W dokumencie przyjętym w środę przez KE wskazano na działania, które mają umożliwić walkę z zagrożeniem terrorystycznym. Chodzi o dzielenie się informacjami na temat powracających do krajów UE zagranicznych bojowników, czyli obywateli państw członkowskich, którzy zdecydowali się na wyjazd do Syrii czy Iraku, by walczyć w szeregach dżihadystów. KE chce, by dostęp do informacji o nich znalazł się w systemie informacyjnym Schengen.
KE wezwała też państwa członkowskie do zapobiegania radykalizacji oraz rekrutowaniu obywateli UE przez organizacje terrorystyczne. Chce, by osoby już zradykalizowane były objęte programami deradykalizacji, a także by nie miały możliwości szerzenia propagandy. Bruksela opowiada się też za wymianą informacji na temat osób "szczególnie zagrożonych radykalizacją".
"Nasze podejście do dzielenia się informacjami potrzebuje strukturalnego przemyślenia (...). Bez dzielenia się informacjami walczymy z terroryzmem w narodowych silosach" - wskazywał komisarz, przekonując, że jedyną możliwością w tym kontekście jest droga w kierunku efektywnej unii bezpieczeństwa.
KE wezwała Parlament Europejski i państwa członkowskie, by szybko przyjęły propozycje dotyczące dyrektywy ws. zwalczania terroryzmu, która przewiduje m.in., że kraje UE ścigałyby osoby wspomagające finansowo organizacje terrorystyczne lub podróżujące w celu odbycia szkolenia terrorystycznego.
Komisja naciska też na przyjęcie jej rozporządzenia ws. Europolu oraz propozycji, które mają poprawić wymianę informacji, a także ws. współdziałania ze sobą różnych baz danych i rozszerzenia na osoby spoza UE europejskiej bazy danych o przestępcach.

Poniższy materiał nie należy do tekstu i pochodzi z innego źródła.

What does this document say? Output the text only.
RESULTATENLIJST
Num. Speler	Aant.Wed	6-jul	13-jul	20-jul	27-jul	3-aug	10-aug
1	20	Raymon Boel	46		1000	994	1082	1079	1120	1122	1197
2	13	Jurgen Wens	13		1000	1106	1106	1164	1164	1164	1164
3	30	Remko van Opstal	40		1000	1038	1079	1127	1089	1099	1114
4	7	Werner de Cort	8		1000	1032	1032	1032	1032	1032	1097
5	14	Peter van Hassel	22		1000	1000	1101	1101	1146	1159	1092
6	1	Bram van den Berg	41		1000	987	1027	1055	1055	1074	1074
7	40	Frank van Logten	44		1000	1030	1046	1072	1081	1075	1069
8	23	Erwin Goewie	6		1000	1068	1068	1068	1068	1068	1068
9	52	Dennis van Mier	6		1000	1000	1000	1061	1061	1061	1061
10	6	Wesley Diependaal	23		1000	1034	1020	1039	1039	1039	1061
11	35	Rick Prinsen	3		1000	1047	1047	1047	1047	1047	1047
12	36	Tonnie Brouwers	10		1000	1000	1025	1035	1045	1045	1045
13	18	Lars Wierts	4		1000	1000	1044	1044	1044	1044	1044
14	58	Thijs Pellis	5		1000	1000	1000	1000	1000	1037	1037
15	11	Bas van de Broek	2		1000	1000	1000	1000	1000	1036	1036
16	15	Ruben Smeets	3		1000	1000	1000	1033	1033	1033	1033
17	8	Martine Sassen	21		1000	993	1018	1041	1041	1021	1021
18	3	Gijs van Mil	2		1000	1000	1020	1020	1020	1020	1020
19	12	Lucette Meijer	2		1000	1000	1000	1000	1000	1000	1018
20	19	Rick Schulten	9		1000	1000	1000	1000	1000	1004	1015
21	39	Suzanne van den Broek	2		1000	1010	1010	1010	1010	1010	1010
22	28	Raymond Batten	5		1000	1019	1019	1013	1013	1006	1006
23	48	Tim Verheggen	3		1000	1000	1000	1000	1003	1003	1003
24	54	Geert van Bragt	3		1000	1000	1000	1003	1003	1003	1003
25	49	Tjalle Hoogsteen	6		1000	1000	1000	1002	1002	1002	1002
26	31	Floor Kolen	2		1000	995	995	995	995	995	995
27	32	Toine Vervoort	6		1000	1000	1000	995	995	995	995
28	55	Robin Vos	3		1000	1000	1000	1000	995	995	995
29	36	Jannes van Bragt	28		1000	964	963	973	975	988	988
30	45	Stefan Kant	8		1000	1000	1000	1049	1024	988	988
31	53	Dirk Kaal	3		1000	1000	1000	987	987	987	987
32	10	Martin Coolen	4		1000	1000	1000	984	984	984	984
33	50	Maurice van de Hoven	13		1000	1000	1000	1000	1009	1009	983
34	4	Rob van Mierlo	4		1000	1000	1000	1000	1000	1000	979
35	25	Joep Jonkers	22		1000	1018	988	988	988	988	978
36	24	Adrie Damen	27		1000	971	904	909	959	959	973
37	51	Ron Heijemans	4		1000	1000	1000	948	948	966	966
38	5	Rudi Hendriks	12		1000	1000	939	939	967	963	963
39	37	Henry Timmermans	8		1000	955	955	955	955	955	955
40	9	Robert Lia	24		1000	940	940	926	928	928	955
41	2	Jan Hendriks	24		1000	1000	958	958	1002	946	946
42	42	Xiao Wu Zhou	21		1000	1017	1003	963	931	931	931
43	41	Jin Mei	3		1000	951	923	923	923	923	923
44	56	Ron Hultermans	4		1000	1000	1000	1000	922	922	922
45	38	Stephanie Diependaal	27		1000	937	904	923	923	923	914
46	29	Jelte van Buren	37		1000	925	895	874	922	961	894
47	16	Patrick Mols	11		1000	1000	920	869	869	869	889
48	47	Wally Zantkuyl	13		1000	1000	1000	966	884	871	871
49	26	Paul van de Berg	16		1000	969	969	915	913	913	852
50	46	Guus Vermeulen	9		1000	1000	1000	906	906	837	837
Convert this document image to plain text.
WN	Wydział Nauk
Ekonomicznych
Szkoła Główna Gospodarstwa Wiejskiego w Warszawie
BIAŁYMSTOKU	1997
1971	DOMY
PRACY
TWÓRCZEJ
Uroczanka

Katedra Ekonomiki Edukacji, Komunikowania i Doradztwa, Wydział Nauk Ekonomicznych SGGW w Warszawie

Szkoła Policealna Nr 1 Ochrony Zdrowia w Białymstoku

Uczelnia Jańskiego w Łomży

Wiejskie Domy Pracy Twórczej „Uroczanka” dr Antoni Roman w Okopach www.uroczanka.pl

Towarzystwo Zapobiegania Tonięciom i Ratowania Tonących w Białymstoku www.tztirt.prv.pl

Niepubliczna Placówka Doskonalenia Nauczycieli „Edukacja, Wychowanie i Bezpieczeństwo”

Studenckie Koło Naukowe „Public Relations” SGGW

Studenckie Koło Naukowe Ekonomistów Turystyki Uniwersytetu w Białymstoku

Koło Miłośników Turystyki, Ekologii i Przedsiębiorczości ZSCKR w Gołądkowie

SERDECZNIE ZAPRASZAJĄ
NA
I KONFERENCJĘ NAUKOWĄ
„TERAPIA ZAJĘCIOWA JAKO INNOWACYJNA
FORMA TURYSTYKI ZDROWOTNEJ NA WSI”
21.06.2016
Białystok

W planach Komisji jest też wzmocnienie Europejskiego Centrum ds. Zwalczania Terroryzmu, tak by stało się ono ośrodkiem wywiadu policyjnego zajmującym się analizowaniem zagrożeń oraz wspierającym tworzenie planów operacyjnych walki z terroryzmem. "Przeprowadzanie wspólnej oceny zagrożeń związanych z terroryzmem i radykalizacją powinno stać się faktem już teraz, jako sprawa niecierpiąca zwłoki" - wskazano w komunikacie.
Komisja chce też, by państwa członkowskie w trybie pilnym wdrożyły plan dotyczący broni palnej i materiałów wybuchowych, tak by odciąć terrorystom dostęp do nich.
Awramopulos zapowiedział, że w czwartek będzie chciał rozmawiać na ten temat na spotkaniu unijnych ministrów spraw wewnętrznych w Luksemburgu.